As well as the on-going collection and distribution of essential items, Friends of Refugees runs targeted campaigns like the brilliantly successful #Boots1000 in collaboration with dozens of other groups around the UK. Thanks to generous donations the group were able to send 1000 pairs of brand new waterproof boots to where they are desperately needed. However Friends of Refugees isn’t stopping there, they are developing plans to provide much needed support services which aren’t currently available for asylum seekers in Bedfordshire; services such as temporary accommodation, with support from a charity called ‘Sanctuary Hosting’ and support to vulnerable, unaccompanied young asylum seekers. Friends of Refugees has grown to such an extent that the obvious next step was to become an official charity.
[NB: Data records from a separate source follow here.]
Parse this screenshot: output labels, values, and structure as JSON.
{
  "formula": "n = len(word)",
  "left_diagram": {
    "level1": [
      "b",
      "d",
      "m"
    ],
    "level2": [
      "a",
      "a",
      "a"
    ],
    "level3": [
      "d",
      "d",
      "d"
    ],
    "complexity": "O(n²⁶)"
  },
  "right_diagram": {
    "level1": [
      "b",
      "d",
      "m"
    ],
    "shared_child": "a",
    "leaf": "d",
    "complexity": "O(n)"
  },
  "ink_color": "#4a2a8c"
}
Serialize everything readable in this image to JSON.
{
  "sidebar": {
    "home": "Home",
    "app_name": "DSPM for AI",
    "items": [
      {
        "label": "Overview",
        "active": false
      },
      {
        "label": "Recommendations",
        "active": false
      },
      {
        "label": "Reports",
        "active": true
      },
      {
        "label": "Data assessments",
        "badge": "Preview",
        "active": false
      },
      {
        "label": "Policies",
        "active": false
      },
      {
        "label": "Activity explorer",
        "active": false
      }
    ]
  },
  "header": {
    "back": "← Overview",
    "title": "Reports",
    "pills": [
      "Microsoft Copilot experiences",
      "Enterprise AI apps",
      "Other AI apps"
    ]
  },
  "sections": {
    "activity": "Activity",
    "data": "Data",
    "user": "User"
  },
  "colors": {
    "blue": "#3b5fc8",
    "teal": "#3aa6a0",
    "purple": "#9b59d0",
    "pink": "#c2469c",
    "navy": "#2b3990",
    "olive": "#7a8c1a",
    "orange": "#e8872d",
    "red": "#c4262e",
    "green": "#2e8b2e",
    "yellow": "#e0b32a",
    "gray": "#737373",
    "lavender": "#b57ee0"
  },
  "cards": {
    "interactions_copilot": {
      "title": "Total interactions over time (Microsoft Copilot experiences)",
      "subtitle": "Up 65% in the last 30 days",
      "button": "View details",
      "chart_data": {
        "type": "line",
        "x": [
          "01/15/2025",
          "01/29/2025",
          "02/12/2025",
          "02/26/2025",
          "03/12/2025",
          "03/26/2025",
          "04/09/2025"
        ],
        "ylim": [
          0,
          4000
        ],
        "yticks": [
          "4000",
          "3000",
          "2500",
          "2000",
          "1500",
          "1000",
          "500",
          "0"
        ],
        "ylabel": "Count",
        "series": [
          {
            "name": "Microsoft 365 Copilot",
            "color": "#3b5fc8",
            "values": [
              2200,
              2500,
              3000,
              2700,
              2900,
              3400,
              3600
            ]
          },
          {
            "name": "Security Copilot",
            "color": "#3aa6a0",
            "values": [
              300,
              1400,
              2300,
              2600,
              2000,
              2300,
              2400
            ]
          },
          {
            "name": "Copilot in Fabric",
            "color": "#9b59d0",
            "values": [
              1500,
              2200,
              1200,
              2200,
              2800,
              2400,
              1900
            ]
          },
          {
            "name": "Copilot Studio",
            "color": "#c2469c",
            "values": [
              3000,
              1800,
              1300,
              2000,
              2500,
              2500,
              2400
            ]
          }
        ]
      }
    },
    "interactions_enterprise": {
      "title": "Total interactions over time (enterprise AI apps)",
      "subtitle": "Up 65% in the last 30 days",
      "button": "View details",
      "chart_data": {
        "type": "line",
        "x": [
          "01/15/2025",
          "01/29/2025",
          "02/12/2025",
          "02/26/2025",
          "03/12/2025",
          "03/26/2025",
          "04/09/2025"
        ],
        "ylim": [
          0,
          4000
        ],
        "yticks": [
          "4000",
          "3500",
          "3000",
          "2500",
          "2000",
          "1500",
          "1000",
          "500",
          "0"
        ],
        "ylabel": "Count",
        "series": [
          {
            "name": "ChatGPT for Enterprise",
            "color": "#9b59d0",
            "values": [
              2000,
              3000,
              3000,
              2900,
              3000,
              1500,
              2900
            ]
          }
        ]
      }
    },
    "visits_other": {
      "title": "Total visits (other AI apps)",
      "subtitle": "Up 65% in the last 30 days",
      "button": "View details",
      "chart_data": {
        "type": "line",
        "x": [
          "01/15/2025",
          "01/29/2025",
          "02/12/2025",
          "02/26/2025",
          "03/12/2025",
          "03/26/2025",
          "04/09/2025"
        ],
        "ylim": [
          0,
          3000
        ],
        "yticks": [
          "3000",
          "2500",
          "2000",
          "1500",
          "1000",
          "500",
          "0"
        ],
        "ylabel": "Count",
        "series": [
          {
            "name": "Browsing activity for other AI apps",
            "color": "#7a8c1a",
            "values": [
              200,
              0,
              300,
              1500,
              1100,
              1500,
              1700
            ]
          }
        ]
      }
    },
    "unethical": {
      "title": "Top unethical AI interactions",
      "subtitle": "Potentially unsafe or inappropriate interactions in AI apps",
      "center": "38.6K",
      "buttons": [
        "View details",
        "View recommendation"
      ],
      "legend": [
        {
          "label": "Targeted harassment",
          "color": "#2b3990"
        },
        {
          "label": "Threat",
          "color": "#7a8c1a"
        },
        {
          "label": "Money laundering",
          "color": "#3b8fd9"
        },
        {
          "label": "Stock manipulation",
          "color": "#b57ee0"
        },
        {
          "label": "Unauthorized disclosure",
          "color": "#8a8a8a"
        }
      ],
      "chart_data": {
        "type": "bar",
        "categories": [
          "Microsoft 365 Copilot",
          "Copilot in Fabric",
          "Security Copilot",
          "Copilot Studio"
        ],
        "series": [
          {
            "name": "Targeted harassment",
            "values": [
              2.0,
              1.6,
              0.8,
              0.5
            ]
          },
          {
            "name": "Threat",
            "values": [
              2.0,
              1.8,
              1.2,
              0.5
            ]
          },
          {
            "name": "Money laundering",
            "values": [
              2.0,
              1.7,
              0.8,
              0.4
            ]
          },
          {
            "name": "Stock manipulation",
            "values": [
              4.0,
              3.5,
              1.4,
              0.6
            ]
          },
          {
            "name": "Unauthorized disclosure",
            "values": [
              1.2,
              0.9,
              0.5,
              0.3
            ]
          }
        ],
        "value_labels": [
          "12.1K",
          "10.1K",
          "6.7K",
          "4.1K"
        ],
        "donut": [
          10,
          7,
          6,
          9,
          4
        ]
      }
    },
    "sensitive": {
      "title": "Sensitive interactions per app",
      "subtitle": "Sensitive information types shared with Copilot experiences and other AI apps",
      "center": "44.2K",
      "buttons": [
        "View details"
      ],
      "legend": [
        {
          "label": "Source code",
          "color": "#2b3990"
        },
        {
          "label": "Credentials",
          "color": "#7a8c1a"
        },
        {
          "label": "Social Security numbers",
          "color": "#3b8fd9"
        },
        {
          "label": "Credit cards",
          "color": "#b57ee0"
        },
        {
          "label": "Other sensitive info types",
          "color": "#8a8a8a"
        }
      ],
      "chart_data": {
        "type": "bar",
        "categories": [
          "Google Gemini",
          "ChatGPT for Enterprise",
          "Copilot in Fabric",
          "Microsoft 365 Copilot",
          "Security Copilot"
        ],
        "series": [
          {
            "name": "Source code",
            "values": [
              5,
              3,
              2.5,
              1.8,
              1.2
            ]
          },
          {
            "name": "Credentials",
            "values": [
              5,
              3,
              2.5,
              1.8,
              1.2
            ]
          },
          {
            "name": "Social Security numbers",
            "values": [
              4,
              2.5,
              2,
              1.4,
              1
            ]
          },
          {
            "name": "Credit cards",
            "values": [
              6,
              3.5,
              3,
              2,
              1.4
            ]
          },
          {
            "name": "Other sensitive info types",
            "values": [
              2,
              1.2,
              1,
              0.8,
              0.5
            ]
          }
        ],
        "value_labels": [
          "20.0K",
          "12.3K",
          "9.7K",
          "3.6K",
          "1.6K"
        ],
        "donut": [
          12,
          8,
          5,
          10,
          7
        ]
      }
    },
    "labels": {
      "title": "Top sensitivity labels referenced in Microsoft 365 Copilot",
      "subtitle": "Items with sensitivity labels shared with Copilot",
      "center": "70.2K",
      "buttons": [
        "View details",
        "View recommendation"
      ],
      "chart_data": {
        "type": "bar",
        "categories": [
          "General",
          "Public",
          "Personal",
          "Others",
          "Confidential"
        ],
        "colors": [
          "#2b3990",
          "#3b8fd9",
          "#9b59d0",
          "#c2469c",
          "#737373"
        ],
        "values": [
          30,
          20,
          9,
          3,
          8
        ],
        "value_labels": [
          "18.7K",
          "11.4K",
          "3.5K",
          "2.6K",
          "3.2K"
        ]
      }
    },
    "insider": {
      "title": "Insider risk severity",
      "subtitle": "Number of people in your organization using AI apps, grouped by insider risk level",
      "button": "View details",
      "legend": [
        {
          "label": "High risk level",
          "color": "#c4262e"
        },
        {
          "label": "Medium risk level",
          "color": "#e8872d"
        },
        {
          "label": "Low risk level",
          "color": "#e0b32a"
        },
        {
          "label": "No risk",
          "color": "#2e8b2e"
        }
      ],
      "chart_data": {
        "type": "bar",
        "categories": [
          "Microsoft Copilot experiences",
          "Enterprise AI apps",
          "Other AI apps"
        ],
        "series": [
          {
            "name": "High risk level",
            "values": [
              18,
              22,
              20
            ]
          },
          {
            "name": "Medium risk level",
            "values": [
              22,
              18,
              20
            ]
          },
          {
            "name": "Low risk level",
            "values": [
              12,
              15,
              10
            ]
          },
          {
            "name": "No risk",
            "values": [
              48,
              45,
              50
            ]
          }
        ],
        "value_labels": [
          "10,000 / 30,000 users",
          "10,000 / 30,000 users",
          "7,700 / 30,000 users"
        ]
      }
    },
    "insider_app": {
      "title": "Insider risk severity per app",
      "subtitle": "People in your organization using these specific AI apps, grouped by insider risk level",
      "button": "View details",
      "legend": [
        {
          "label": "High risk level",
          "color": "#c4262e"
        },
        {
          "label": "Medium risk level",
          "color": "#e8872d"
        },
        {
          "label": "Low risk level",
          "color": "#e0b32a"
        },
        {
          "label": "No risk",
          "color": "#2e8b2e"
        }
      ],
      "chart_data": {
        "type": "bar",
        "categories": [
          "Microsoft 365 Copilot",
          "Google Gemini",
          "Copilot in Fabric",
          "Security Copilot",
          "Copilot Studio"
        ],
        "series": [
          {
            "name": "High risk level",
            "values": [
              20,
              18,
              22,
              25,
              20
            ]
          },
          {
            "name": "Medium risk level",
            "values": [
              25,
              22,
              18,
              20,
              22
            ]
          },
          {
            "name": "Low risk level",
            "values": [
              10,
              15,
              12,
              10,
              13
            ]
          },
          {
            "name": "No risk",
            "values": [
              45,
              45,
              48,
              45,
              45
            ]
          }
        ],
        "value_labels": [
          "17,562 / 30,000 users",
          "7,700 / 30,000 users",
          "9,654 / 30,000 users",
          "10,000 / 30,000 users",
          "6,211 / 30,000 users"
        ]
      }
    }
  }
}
Tim tells us why this is important.
“The amount of aid we collect continues to increase, and we’re working with other groups around the country to increase the speed and reduce the cost of transporting it. We’ve also begun to support refugees who are resettling in the Bedford area, both families and unaccompanied children. We want to make sure there is emergency accommodation for those who need it, so we promote the scheme with Sanctuary Hosting where people can register their spare bedrooms. We are inspired by the work of Yarl’s Wood Befrienders, and want to set up a scheme to befriend the kids that arrive here alone. These are early priorities for us. This is not about duplicating the work of any other organisation, but simply filling the gaps to provide essential support that no one else provides. And, being independent of the state and local authority, we can provide oversight and campaign to ensure those statutory bodies meet their obligations properly.”
Finally we asked Tim what he would like to say to people who are critical of refugees in our community.
“I’d say how lucky we are to have been born in a place and time that is relatively peaceful. We are human beings first, with a moral obligation to help others at a time of crisis and great need. In every society around the world, refugees who are supported go on to make a positive cultural and economic contribution to their adopted community and we can all do more to help the current crop of refugees integrate by welcoming them here.”